For months after the funeral, Jeff suffered panic attacks. His chest would cinch tight. He would often think about his mother’s untimely death, and how he too, would soon die.

“Just having that experience gave me a deeper understanding for the people that I serve,” Jeff says.

The Musgroves grew up in the funeral business. A trip to pick up a dead body in Salem turned into an enjoyable family outing. The boys’ parents worked in a funeral home that would later become the Musgrove Family Mortuary.

Mark lived in the home until he was three. Jeff lived there during college. Mark became a funeral director after graduating from college. Jeff eventually joined his brother in the family business—a business that is often unpredictable and challenging.

Everyday is different for the Musgroves. One of their many tasks include helping with the pick up and delivery of a body. Within 24 hours, by law, the funeral home must embalm or refrigerate the corpse. If it requires refrigeration, the body must be bathed, the hair shampooed and eyes closed.

“The family will bring in clothing—everything from a nightgown to a robe… we’ve had guys bring in tuxedos; we have no dress code,” Jeff says.

Though Jeff helps in preparing the bodies, his main job is to help guide the family through their grieving process.

“People are so desperate for some guidance. It’s like the tsunami has washed over their life and they don’t know what to do,” Jeff says.

Although the Musgroves need to be sympathetic, they say it is hard not to take their work home with him. Their mother had to leave the funeral business because she would often lay awake at night crying, wondering what would happen to the grieving families she had helped earlier in the day.

“She had to stop because it was killing her,” Jeff says.

The brothers acknowledge the constant exposure to grief is taxing—both emotionally and physically. Fortunately, they had a good example to follow.

“Our parents taught us ethics; especially my mom, who was so loving,” Mark says.

Mark often has to reeducate families about the funeral process because of misinformation perpetuated by shows like Six Feet Under or C.S.I.—a difficult task that is often exacerbated by his clients’ unstable condition.

“Some are in grief, in shock… maybe they haven’t slept in days. Maybe they popped a valium or something to help them deal with this big stress in their life,” Jeff says.

The family seeks to give their clients options, but says their brains sometimes cannot process the information correctly. As a result, the funeral directors are occasionally the recipients of misplaced anger.

Mark says more people are thinking ahead and planning for their funerals—a process that is hard for some people to comprehend.

“All these decisions are heart decisions. It’s really hard to wake up one morning, when the sun is shining and the birds are chirping, and to say, you know, ‘I’m going to go plan my funeral today.’ You know it doesn’t work that way,” Jeff says.

While the business of death is familiar to Jeff and his family, grief is something hard and foreign. When his mother died, he claims it was easier for him because he knew the about difficult decisions he would have to make. He says the planning process even helped bring the family closer.

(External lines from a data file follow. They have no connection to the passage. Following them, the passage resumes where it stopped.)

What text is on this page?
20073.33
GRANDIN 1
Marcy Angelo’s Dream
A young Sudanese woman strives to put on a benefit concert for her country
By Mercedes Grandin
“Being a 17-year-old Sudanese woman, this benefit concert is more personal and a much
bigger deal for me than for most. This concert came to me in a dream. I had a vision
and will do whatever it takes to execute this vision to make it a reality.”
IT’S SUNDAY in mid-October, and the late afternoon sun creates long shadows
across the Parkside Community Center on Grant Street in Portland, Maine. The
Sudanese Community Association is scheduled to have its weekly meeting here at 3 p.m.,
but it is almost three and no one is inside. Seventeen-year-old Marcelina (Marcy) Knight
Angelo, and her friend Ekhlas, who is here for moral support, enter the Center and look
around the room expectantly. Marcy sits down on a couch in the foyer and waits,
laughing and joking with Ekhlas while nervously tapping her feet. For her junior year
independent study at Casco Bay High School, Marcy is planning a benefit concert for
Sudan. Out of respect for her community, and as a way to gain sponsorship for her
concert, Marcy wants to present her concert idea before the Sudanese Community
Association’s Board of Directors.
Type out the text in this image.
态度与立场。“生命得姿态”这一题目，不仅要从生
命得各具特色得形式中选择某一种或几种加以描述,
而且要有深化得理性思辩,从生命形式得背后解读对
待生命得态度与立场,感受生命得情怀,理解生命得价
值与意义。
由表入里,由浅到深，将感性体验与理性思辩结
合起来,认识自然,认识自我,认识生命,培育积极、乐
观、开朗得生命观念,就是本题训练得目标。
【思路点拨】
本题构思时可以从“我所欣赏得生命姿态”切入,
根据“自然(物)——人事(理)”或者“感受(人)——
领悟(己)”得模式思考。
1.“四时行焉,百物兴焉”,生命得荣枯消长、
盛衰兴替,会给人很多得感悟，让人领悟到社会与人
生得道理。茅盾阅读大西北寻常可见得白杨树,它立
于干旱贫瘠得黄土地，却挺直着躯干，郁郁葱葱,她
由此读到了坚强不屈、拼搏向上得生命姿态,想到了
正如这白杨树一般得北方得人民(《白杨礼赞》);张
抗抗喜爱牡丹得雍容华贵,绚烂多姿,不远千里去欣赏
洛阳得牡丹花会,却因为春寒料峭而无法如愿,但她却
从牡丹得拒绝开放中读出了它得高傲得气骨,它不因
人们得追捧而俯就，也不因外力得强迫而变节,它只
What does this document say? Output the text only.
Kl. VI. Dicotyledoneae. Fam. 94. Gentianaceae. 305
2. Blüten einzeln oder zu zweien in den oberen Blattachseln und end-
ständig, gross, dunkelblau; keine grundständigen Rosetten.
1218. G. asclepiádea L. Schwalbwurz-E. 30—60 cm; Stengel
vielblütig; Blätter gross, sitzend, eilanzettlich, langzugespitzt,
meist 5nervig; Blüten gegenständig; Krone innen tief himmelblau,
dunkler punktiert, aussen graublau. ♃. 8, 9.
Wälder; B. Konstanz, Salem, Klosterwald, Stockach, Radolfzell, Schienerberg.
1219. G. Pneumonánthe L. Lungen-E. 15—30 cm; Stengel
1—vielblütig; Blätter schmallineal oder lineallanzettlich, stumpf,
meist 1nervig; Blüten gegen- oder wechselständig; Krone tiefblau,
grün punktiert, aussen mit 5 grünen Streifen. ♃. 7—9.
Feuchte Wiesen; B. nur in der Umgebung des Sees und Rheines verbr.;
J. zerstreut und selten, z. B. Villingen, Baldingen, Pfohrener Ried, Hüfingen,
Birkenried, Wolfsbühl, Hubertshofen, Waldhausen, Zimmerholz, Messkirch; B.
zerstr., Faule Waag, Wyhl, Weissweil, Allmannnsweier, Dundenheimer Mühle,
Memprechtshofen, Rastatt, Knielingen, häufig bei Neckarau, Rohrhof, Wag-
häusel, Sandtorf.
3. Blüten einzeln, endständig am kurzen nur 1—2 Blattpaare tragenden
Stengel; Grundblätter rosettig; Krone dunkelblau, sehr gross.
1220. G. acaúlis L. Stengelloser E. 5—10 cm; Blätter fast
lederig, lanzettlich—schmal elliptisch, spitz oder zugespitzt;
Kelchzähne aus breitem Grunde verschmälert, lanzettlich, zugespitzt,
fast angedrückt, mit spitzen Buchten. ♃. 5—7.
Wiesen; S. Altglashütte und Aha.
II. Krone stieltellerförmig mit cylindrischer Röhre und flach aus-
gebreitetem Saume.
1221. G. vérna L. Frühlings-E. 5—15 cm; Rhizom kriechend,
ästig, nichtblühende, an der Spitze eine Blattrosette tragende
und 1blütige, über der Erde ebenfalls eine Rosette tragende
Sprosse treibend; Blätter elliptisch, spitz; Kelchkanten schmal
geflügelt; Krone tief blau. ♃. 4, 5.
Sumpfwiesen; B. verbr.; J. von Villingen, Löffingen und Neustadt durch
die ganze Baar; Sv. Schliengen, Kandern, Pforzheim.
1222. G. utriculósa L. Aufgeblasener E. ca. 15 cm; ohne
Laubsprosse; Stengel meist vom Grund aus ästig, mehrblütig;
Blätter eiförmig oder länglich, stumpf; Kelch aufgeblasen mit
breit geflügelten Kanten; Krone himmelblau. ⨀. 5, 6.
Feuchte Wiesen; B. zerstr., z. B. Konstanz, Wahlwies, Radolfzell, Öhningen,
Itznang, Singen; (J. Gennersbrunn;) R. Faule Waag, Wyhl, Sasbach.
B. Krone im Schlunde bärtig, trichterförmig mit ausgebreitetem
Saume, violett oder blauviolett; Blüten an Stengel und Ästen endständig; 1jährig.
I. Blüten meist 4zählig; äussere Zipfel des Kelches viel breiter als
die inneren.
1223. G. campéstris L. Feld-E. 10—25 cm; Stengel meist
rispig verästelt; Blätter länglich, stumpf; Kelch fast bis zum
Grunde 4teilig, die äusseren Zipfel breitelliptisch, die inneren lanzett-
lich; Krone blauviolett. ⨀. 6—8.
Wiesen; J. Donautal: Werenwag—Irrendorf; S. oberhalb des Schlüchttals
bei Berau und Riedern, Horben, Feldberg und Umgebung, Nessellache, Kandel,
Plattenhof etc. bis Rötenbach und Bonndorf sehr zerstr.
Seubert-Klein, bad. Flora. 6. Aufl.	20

“We were crying, laughing, hugging, and kissing,” Mark says.

When their mother returned to Oregon, she was dressed up and her makeup was done. The Musgroves say that it made the family feel as though they were tucking their mother in at night and taking care of her.

Ultimately, the family’s own traumatic experience helped them grow professionally.

“It made those of us that went through that better funeral directors. It put us on the other side of the table,” Mark says.

In spite of the hardships, the family obtains a deep-rooted sense of fulfillment from the work they do. They often receive phone calls of gratitude and Christmas cards every winter from families they helped years previously. Jeff says a lot of people need to volunteer to feel self-actualized in their lives, but he feels that he is helping people every day – and helping himself to realize his own mortality.

“There are instances where if I am not touched by the circumstances, then I need to get out of the business,” Jeff says, “the family who loses a little child. If I don’t shed a tear, then that’s not good, but sometimes I need to shed a tear and move on because I need to be the anchor for them.”